I don’t want to express an opinion about the original article. I think all of us suffer from our own self-delusions and such, it’s not unique to one generation.
What I do find interesting is the attitude Mr. Weinstein expresses in his essay. He describes himself as broke, underemployed, perpetually renting, burdened by student debt, etc. He seems, from his essay, very very disappointed with his financial position in life.
Now, I don’t know what he makes, and I’m not going to put what I make on a blog. But it’s really hard for me to imagine that he makes less than me. I make more than the average per capita income in Montana, but far far less than President Obama’s definition of “the rich.” Less by a decimal place and then some.
And yet I’m pretty content.
Yeah, I’m always shaking the piggy bank the last day or two before payday. Yeah, my condo is a long way from the home I want. Yes, I could easily find a way to put more money to very good use.
But basically, I’m alright. Could I use more money? Sure. Is the lack of it hurting me? No.
So Mr. Weinstein has had a pretty cool writing career. He’s writing for a lot of national publications (obviously different ones than I would write for), and making a living at it. I once wanted to be a professional writer — maybe someday I still will.

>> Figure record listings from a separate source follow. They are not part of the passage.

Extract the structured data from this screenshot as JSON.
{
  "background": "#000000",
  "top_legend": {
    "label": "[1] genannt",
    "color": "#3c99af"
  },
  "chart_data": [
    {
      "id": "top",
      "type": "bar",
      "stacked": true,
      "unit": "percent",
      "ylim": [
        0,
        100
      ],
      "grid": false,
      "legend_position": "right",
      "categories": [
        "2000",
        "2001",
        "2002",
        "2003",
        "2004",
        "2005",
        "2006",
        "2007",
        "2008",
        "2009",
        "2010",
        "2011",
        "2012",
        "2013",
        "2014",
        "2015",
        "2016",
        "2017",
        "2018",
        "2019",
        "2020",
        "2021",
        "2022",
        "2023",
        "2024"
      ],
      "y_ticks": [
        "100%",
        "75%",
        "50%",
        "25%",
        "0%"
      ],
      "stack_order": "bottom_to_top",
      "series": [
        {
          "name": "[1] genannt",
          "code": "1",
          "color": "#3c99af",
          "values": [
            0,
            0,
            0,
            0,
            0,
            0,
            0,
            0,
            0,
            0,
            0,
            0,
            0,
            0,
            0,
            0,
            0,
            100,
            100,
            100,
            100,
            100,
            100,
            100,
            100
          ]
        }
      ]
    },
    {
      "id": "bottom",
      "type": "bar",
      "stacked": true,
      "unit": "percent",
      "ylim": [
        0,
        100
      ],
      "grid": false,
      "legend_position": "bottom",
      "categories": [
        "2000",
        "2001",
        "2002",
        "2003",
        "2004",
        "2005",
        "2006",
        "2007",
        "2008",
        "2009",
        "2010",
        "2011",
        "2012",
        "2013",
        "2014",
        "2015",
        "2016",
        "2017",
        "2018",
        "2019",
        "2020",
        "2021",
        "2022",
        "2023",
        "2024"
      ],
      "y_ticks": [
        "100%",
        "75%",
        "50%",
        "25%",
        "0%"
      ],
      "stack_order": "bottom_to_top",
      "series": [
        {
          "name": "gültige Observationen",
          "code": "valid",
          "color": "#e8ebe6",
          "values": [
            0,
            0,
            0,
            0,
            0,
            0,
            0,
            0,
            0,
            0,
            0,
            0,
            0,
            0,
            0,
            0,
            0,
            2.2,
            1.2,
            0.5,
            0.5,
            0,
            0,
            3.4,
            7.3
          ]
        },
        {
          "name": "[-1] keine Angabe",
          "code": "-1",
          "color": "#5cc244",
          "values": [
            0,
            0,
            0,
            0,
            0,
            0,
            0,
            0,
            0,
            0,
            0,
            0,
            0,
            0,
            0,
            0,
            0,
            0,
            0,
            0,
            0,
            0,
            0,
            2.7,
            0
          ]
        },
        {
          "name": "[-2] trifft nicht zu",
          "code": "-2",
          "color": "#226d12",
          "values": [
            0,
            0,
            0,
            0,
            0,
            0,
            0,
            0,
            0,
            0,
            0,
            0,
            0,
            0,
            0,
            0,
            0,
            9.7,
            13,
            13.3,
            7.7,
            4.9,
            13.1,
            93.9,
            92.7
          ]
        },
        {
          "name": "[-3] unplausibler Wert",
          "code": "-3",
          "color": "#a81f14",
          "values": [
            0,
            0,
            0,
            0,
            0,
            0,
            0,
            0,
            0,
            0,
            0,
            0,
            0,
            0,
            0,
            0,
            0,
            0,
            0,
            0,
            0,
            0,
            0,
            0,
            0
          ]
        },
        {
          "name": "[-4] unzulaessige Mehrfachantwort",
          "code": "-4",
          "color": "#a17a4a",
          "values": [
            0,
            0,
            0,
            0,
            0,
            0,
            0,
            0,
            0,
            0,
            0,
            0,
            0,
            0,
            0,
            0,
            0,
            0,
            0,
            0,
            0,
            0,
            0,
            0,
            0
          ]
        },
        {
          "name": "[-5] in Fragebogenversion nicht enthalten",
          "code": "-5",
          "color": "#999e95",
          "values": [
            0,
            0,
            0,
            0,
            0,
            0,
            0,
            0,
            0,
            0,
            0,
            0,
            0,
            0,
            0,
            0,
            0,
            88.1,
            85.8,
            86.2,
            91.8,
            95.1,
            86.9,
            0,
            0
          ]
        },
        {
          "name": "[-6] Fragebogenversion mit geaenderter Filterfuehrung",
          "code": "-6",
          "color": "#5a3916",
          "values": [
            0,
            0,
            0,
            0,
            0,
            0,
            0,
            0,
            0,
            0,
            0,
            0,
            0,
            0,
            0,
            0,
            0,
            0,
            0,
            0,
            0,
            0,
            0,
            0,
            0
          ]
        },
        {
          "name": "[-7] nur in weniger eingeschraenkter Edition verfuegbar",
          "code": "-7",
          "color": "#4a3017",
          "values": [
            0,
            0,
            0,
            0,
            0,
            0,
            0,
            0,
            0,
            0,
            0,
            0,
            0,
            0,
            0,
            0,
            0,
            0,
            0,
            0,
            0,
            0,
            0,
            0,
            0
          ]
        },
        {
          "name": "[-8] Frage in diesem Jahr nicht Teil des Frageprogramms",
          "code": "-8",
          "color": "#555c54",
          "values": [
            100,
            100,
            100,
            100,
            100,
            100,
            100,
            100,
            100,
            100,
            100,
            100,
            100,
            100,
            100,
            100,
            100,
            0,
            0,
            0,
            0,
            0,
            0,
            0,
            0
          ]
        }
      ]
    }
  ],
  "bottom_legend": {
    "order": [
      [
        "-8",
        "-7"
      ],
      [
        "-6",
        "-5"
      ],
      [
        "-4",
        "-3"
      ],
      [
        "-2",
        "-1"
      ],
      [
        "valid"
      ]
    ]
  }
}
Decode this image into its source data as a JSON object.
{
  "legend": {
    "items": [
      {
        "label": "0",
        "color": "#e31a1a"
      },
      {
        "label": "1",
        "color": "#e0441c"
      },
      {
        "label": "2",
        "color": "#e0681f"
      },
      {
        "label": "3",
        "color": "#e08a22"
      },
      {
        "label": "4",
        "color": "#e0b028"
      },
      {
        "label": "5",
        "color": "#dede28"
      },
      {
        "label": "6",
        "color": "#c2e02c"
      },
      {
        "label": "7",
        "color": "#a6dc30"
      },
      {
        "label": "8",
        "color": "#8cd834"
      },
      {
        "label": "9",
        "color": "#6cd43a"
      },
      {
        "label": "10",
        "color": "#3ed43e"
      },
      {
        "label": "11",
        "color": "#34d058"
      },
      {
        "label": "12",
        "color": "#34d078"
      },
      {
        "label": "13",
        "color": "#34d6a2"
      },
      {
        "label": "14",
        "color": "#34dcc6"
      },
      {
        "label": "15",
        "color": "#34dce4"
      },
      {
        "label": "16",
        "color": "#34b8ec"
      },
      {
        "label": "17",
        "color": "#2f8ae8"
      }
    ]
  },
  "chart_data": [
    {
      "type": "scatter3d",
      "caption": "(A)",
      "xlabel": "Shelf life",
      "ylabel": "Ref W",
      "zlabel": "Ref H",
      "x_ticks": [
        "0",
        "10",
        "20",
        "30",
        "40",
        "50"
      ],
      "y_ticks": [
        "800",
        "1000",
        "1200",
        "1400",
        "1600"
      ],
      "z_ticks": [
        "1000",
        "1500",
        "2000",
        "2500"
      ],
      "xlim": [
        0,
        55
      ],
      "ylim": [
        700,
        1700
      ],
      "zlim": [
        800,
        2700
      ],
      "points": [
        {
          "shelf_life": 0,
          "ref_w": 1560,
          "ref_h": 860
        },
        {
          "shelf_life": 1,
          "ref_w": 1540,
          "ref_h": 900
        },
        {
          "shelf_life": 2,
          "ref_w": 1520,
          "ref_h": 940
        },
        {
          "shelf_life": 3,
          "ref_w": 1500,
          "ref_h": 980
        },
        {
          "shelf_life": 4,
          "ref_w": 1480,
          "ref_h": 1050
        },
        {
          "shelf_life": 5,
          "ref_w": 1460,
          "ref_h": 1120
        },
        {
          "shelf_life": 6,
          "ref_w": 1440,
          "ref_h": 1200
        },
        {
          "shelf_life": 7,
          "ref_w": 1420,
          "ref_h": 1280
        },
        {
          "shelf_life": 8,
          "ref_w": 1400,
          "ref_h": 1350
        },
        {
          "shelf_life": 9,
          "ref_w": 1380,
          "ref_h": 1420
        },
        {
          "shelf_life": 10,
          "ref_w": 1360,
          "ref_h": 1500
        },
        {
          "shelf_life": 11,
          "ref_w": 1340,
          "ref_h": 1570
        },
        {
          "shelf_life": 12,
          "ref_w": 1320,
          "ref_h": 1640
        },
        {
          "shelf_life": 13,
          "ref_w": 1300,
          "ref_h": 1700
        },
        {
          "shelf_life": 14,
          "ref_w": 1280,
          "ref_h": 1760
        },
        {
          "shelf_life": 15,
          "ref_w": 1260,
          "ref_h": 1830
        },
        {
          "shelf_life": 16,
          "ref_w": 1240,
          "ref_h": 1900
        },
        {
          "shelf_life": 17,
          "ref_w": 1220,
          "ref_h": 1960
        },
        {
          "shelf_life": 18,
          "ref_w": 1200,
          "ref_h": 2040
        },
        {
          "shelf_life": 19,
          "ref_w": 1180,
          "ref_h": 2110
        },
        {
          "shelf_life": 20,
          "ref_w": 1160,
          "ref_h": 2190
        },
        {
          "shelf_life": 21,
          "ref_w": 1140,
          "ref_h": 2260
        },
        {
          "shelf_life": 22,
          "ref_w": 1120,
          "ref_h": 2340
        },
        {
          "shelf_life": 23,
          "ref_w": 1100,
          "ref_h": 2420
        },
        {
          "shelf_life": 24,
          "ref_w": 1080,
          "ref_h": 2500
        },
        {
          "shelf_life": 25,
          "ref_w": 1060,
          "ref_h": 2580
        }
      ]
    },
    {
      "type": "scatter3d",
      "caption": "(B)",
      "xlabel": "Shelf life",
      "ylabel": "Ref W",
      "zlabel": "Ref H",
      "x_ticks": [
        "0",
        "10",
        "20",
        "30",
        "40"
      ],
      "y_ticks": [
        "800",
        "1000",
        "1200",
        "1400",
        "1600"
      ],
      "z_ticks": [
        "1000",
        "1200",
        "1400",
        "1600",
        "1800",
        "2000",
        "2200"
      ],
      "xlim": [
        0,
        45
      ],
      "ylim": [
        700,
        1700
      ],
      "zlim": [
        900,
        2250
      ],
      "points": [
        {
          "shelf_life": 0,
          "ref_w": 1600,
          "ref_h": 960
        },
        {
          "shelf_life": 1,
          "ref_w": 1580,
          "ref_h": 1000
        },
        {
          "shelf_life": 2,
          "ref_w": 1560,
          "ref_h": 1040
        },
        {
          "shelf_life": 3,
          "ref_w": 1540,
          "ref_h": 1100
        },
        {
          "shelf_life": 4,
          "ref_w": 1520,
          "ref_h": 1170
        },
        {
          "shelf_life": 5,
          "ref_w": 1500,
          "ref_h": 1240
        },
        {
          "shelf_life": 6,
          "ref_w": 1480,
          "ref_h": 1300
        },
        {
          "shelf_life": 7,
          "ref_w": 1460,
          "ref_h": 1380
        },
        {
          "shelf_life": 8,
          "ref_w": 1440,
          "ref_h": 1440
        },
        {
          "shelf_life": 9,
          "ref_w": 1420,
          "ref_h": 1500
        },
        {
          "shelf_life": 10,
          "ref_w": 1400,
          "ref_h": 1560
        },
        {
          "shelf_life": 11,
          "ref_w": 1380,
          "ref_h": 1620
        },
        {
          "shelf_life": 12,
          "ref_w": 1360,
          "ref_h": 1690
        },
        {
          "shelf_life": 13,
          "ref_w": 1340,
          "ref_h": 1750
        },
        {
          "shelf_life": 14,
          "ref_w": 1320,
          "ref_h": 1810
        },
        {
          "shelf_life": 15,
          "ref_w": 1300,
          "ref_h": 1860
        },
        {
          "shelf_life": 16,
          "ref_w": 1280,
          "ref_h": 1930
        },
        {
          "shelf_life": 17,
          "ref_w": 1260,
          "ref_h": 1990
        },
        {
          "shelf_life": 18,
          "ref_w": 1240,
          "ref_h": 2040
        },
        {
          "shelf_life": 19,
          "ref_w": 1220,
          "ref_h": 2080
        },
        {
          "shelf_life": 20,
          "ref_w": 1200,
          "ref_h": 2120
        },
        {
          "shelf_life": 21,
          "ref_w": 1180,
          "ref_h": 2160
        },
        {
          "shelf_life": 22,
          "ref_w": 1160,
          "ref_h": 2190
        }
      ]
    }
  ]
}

But from my perspective, it looks like he’s a very fortunate man. He seems to have a lot of things I wish I had — not least a family.
(No doubt that family contributes to the greater sense of financial hardship he feels, but still, it seems like a great gift.)
So why do I feel content, and he feels broke and trapped by debt?
I am not a better money manager than he is, I promise you.
I’m sure the authors of the original article that he was responding to would have an idea of the answer to my question. But I don’t like their answer. It’s belittling and not meant to treat him with respect.
He’s a professional writer, has a family, has people all around the country reading his work and having their politics influenced by what he writes…
I’m a small state party ED who doesn’t make very much money, has almost infinitely-less influence than outside observers seem to think, and is still patiently waiting in terms of family.
By everything that I wanted when I was a child, I should envy him. Instead, he feels trapped and broke, and I feel like I’m blessed beyond imagining.
I’m not going to answer the question of why he feels bad and I feel good. All I’m going to do is thank Jesus for the contentment I have.
(Update: I suppose I shouldn’t be surprised that LinkedIn says I’m 3 degrees removed from him. Probably one of the Romney campaign guys I worked with knows someone who knows him.)